GREVE IN CHIANTI – Non ci sta il consigliere comunale della Lega Nord di Greve in Chianti, Simone Verniani, a prendere per buona la valutazione molto positive delle amministrazioni comunali di Greve in Chianti e Figline/Incisa in merito all'incontro di lunedì 10 aprile al Poggio alla Croce, dove si è parlato dell'arrivo dei migranti nella piccola frazione "a cavallo" fra Chianti e Valdarno.
# ARTICOLO / Migranti a Poggio alla Croce: "Dialogo e partecipazione per accogliere i 30 in arrivo"
"A mio avviso – dice Verniani – le amministrazioni coinvolte hanno dimostrato, con le loro comunicazioni ufficiali, la loro totale mancanza di coerenza relativa al reale svolgimento della serata, visto che non è stata un successo dell'accoglienza e dell'integrazione così come è stata proclamato".
"E' vero – ammette – che molte persone hanno palesato in sala la loro ferma intenzione di voler accogliere positivamente i 30 nuovi migranti, che dovrebbero essere ospitati presso Villa Viviana, sul territorio di Figline-Incisa, in ottica di integrazione, dialogo e assistenza a chi fugge da guerre e persecuzioni, con rassicurazioni da parte dei responsabili della cooperativa di Pontassieve riguardo alla sicurezza e al rispetto delle regole da parte degli ospiti".

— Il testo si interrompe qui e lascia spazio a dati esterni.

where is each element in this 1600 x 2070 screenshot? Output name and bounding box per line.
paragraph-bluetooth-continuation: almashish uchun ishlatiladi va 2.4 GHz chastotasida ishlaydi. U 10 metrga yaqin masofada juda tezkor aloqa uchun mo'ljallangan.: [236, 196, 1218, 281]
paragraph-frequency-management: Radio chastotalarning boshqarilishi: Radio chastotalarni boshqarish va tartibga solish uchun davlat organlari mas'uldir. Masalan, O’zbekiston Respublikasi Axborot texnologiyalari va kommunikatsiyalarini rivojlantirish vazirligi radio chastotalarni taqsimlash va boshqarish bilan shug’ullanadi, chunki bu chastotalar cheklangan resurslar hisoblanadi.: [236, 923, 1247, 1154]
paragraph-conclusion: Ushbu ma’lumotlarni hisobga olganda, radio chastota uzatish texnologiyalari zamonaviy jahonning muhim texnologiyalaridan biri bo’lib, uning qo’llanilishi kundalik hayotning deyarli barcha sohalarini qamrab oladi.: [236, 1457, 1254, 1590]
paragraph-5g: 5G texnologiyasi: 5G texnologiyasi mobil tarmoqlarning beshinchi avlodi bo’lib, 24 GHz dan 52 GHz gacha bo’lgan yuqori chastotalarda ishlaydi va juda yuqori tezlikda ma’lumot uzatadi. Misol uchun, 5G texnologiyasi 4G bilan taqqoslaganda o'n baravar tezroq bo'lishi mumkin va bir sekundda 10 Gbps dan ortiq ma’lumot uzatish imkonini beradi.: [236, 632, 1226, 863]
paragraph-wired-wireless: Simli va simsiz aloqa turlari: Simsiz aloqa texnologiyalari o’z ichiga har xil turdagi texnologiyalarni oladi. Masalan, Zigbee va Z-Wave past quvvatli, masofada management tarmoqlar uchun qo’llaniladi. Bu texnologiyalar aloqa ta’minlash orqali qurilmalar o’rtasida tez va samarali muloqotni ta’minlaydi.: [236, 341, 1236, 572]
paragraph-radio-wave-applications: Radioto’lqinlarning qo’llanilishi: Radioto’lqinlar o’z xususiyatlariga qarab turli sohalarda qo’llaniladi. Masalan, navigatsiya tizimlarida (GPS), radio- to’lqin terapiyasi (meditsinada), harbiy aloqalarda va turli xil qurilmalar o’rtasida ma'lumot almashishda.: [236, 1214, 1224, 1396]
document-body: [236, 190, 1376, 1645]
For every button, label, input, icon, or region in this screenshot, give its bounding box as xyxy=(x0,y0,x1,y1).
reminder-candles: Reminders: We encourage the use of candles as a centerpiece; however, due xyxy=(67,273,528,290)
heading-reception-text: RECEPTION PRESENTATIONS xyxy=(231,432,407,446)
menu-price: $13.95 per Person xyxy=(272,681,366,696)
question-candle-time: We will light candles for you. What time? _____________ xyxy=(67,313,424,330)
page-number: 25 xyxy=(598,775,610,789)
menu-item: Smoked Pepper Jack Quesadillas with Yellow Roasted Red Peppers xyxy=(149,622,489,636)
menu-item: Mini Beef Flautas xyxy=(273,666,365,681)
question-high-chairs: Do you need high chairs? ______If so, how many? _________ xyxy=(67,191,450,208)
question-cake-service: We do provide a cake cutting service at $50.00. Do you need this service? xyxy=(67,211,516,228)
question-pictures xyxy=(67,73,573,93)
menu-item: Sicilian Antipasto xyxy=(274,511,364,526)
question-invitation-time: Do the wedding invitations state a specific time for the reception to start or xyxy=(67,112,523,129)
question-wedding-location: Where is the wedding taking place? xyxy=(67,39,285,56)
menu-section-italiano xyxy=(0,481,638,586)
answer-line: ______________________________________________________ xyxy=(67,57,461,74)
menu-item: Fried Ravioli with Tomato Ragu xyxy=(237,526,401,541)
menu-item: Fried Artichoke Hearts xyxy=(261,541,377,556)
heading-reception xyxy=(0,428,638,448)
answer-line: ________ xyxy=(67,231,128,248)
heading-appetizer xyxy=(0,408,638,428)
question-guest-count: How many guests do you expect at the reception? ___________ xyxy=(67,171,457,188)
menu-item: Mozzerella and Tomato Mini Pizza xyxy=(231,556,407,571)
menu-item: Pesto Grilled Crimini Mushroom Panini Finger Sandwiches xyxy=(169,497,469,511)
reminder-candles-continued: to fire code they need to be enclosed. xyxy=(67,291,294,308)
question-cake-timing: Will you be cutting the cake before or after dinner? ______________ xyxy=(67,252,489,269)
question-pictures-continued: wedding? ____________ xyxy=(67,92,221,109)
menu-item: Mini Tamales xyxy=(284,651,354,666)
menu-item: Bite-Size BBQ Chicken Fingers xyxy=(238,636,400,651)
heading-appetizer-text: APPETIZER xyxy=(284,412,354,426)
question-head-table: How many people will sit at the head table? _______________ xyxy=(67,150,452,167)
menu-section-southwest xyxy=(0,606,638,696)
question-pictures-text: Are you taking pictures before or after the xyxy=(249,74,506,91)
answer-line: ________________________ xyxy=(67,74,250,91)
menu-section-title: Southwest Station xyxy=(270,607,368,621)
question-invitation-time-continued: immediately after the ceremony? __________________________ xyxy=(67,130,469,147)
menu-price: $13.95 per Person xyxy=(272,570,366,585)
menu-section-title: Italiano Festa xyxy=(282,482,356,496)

LA SERATA – Al Poggio alla Croce, parlando dei migranti in arrivo
"Ma è anche vero – prosegue – che al Poggio alla Croce sono state raccolte circa 230 firme, regolarmente protocollate e verificate, di altrettante persone che sono contarie a tale esagerata imposizione (purtroppo è la Prefettura che decide chi, come, dove e quanti migranti inviare sui territori ) di un così alto numero di richiedenti asilo in confronto ai residenti della frazione, circa 150, quindi un buon 20 % a fronte di percentuali molto più basse riferite ai Comuni d' Italia come limite per l' accoglienza, che dovrebbero essere circa 2,5 persone ogni mille abitanti".
"Certo – continua Verniani – inserire tanti migranti tutti insieme nel contesto di una piccola frazione non ne favorirà l' integrazione, e questo è stato fermamente esposto con parole chiare da Alessio Bonechi, portavoce di tale gruppo di persone, e tali parole hanno scaldato gli animi alla richiesta delle garanzie sulla sicurezza relative alla frazione".
"L'addebito delle eventuali responsabilità in caso di incidenti e problemi – incalza Verniani – ha avuto risposte molto vaghe, nonostante le svariate richieste alla cooperativa e ai sindaci. Venuti a sapere che tali persone avranno a disposizione delle navette gratuite per potersi spostare verso Figline, gli abitanti hanno dichiarato che per le loro medesime esigenze di mobilità erano anni che facevano richieste ai rispettivi Comuni, ricevendo sempre risposte negative, sentendosi così ancor di più oggi cittadini di serie B, sopratutto rispetto ai nuovi arrivati".
"Particolare e significativa – racconta il consigliere comunale leghista – è stata la reazione di una persona del pubblico, della fazione pro accoglienza, al momento della mia presentazione, che, dopo aver capito che ero un consigliere della Lega Nord del Comune di Greve, ha fermamente dichiarato che, non essendo abitante del posto, non avevo diritto di parola in merito, gli ho replicato che questo non era il mio concetto di democrazia".
"Alla mia successiva domanda al sindaco di Figline – dice Verniani – relativa alle politiche sociali, nella fattispecie se percorsi di aiuto simili a quelli per i richiedenti asilo fossero attivi anche per l' assistenza alle persone disagiate e con problemi, ma comunque regolari cittadini Italiani presenti nel suo Comune, non ho ricevuto risposta".
"Nonostante il mio breve riepilogo della serata – conclude – non sono state tutte rose e fiori, e mi dispiace profondamente che le amministrazioni abbiano voluto appositamente "omettere" tutto quanto non era loro gradito, facendo un torto gravissimo a tutti coloro che avevano firmato contro l'arrivo degli ospiti. Questa non si può assolutamente chiamare democrazia, e risulta oggi una parola molto travisata del suo senso originario!".